La parole à Philippe Leyssene
Philippe LEYSSENE, ancien ambassadeur délégué à la coopération régionale dans l’océan indien et ancien directeur des affaires économiques, sociales et culturelles de l’outre-mer
Doter les territoires d’Outremer européens (RUP et PTOM) d’un dispositif réglementaire et financier adapté
Question : lors de l’Assemblée générale de la FEDOM, vous avez présenté vos propositions concernant les fonds européens. Pouvez-vous nous indiquer, en quelques mots, l’objectif que vous poursuivez ?
Je vous précise tout d’abord que ce travail est effectué pour le compte de l’AfD qui en a eu l’initiative et qui le pilote. L’objectif poursuivi est de doter l’UE, ses Etats membres concernés et leurs territoires ultrapériphériques (RUP et PTOM) d’un dispositif réglementaire et financier adapté, leur permettant, au sein d’un bassin géographique donné, de construire une politique de coopération et de faciliter la mise en place d’une dynamique régionale de développement, mutuellement profitables. La proposition consiste, d’une part, à décloisonner les différents instruments financiers de l’UE, actuellement ceux du FED et ceux des fonds structurels et, d’autre part, à rechercher une plus grande cohérence entre les politiques de l’UE et de ses Etats membres. Cette proposition permettra de faire émerger des projets de développement ayant une forte valeur ajoutée régionale et mieux insérer nos territoires dans leur environnement géographique.
Question : pourquoi une telle proposition ? N’y-a-t-il pas déjà actuellement des projets cofinancés par le FED et le FEDER?

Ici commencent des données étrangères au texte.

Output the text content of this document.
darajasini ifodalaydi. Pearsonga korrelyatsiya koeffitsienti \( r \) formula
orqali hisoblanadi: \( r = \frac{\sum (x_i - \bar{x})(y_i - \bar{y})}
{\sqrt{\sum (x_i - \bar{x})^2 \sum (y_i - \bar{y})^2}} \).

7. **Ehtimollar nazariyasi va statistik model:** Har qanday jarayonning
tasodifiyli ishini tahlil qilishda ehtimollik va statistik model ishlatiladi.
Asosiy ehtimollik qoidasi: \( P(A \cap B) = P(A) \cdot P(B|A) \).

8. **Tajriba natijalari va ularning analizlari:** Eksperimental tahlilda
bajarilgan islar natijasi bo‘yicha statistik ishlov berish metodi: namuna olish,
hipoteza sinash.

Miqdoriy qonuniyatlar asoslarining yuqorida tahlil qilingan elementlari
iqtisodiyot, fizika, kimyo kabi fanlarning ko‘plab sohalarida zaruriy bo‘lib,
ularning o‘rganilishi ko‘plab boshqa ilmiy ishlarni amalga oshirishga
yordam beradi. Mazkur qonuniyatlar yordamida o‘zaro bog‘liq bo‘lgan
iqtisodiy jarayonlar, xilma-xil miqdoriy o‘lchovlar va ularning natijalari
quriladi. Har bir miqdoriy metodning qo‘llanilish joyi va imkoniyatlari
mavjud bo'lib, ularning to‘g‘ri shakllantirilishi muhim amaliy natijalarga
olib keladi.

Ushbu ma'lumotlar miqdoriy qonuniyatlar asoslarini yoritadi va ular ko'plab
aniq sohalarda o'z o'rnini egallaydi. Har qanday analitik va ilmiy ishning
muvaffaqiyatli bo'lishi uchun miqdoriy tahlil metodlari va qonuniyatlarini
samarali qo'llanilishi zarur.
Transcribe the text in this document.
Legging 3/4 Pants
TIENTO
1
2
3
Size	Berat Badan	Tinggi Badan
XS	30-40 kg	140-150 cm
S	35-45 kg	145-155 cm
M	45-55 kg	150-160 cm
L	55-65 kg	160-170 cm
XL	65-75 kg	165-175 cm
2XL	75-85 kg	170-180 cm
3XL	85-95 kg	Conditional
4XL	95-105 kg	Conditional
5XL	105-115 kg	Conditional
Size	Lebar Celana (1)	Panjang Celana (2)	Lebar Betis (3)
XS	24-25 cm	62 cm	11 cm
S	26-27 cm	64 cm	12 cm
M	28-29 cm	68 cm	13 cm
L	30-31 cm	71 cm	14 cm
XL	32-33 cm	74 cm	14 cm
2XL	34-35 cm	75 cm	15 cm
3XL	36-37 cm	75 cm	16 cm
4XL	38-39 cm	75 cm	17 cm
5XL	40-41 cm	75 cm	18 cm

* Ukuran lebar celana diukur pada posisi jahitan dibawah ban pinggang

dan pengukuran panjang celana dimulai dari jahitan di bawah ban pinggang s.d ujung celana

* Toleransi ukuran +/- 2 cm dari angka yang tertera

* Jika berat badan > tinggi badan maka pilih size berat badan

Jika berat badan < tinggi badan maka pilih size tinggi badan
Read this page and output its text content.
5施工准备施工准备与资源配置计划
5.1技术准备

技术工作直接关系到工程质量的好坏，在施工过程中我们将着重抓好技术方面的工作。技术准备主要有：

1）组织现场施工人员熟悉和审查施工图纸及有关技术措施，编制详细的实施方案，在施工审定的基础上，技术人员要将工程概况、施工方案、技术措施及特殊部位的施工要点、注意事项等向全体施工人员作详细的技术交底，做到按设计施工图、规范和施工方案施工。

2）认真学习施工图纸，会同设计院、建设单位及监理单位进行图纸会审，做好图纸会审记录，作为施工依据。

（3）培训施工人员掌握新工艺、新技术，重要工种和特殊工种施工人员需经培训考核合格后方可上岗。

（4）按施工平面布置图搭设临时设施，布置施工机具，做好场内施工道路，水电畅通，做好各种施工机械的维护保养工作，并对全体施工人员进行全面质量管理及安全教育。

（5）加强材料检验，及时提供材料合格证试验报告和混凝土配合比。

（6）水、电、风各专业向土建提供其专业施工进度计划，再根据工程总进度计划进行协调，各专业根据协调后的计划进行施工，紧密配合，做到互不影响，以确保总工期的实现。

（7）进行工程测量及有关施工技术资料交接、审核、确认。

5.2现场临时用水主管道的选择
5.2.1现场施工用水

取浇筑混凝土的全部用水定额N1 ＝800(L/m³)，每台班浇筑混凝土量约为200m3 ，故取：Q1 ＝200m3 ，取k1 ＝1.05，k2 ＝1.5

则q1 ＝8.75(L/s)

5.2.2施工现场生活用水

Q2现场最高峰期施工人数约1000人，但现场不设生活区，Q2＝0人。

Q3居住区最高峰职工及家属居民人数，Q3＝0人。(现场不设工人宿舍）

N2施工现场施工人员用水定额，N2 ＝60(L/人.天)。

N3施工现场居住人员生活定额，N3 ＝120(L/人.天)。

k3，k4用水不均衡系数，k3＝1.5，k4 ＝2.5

C’est vrai qu’il y a des projets de coopération FED/FEDER en cours mais il est très difficile de les faire vivre car la réglementation qui s’applique n’est pas conçue pour eux. Tous les porteurs de projets de coopération vous le diront : le cadre réglementaire actuel ne permet pas d’accompagner, de manière efficace et pertinente, les projets de coopération régionale car le dispositif en place est extrêmement compliqué et particulièrement décourageant pour ceux qui sont en charge des projets car, concrètement, ces règles cohabitent dans une logique de cumul de contraintes. Il est donc nécessaire de définir un cadre qui soit adapté aux contraintes propres à ce type de projets. Actuellement les projets de coopération sont appréciés uniquement sous l’angle des règles du FED et du FEDER mais jamais définies en fonction des besoins des projets de coopération eux-mêmes. D’une certaine façon, nous proposons d’inverser la logique et de partir des besoins des projets de coopération et non des attentes règlementaires. Nous devons avoir les instruments de notre politique et non l’inverse !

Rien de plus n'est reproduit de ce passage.